By the end of the game, I was practically running to my car feeling relieved that I had chosen to drive separately. I didn’t want to be rude, but I also didn’t want to lead him on. I knew I didn't want to see him again. So, when we arrived at my car, I thanked him for such a thoughtful date and gave him the kind of quick hug where you make sure no other part of your body besides your arms touches the other person. Phew! I made it!


Some people might ghost at this point, but I have always had trouble doing that. Instead, I started to trail off on our conversations, not initiate, and phase myself out. However, “too much too soon” guys are going to come on strong and not want to accept your withdrawal. If you pull away, they will come back harder.

So, this guy’s response was to message me pictures of his 10 year old son holding up signs that read “My Dad loves you”. This was a true WTF moment! I could write a whole blog post on all the ways that was creepy and wrong! The initial gut instinct I felt at the game was now being validated. The unsolicited and inappropriate messages continued. He even texted me song lyrics.

He wasn’t getting my hints or he was choosing to ignore them. No matter how uncomfortable I am to go cold turkey on a guy...this guy forced my hand. I unmatched him on the dating app and blocked his phone number. All of this happened in about a two week time period. That’s way too strong way too fast!!!!

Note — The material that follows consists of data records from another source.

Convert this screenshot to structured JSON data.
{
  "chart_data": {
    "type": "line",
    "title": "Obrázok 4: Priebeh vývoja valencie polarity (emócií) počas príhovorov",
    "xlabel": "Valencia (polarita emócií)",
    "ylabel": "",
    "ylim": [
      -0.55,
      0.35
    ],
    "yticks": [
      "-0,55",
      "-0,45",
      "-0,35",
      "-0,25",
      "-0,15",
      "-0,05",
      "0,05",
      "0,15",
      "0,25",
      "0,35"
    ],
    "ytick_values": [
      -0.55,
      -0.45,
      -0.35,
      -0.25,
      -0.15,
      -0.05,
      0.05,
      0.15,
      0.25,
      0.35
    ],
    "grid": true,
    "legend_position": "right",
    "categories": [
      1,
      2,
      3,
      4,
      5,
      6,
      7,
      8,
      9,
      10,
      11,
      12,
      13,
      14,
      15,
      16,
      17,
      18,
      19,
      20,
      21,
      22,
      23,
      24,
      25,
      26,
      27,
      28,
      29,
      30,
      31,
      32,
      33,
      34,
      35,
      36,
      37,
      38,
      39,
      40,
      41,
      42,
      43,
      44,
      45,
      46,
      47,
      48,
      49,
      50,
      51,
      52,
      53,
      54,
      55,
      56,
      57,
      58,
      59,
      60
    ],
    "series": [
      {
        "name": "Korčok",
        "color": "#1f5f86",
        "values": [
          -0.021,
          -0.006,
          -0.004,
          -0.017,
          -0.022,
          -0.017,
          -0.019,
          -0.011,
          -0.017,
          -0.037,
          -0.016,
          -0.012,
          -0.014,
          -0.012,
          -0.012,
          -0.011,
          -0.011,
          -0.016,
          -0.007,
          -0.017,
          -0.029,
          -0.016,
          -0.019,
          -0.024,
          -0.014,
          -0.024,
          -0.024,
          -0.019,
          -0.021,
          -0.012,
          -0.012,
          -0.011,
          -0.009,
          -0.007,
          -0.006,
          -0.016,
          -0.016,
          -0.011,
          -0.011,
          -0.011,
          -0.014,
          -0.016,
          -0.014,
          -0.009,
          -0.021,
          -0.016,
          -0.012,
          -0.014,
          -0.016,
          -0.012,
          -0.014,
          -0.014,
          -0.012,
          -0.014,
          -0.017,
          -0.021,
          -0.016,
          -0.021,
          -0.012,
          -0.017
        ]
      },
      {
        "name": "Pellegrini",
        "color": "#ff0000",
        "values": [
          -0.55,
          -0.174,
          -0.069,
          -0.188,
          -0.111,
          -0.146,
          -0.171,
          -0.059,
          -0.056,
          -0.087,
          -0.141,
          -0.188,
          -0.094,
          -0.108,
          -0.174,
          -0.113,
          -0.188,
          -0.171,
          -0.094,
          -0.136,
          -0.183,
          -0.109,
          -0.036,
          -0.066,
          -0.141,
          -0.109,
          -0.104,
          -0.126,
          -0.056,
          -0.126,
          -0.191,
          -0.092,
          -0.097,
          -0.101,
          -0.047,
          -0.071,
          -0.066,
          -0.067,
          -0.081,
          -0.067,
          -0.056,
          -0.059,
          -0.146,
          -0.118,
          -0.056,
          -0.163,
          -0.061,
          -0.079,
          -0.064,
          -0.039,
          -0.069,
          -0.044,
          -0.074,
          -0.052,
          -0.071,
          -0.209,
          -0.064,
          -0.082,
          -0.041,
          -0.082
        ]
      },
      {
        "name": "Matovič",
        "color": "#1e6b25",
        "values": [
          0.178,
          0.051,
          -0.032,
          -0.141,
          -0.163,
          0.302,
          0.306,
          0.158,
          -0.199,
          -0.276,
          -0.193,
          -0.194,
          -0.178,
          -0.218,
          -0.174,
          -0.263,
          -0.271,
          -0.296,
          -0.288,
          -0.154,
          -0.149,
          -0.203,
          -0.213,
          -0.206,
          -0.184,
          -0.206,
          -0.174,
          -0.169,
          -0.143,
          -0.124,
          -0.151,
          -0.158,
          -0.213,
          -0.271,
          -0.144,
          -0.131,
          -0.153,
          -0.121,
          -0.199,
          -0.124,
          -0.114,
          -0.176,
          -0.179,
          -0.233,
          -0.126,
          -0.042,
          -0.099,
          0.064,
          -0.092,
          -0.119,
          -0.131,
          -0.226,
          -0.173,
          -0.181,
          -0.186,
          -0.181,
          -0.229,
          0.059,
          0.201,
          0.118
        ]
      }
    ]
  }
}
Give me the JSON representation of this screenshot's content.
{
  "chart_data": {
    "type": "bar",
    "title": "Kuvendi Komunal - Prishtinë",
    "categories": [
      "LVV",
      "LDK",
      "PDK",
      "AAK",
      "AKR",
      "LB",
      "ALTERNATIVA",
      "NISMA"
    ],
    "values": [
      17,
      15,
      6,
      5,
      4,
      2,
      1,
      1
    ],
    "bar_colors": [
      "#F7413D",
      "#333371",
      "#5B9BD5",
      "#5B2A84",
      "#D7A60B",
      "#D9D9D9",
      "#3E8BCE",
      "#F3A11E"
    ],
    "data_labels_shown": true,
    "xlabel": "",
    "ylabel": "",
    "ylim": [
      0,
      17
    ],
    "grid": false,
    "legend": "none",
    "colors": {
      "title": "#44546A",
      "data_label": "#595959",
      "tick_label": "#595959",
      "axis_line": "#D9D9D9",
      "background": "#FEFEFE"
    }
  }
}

There are many ways this could have played out and many ways I could have handled it. But, I’ve seen too many TV crime dramas and don’t want my story to end up on anything produced by Dick Wolf. My advice is when something seems too good to be true, it usually is. No level headed, emotionally stable man is going to act this way. Overbearing and obsessive qualities in a man are major red flags that shouldn’t be overlooked just to get the attention.

Take it from me, sometime you just have to cut ties when you get this type. He just doesn’t take the hint!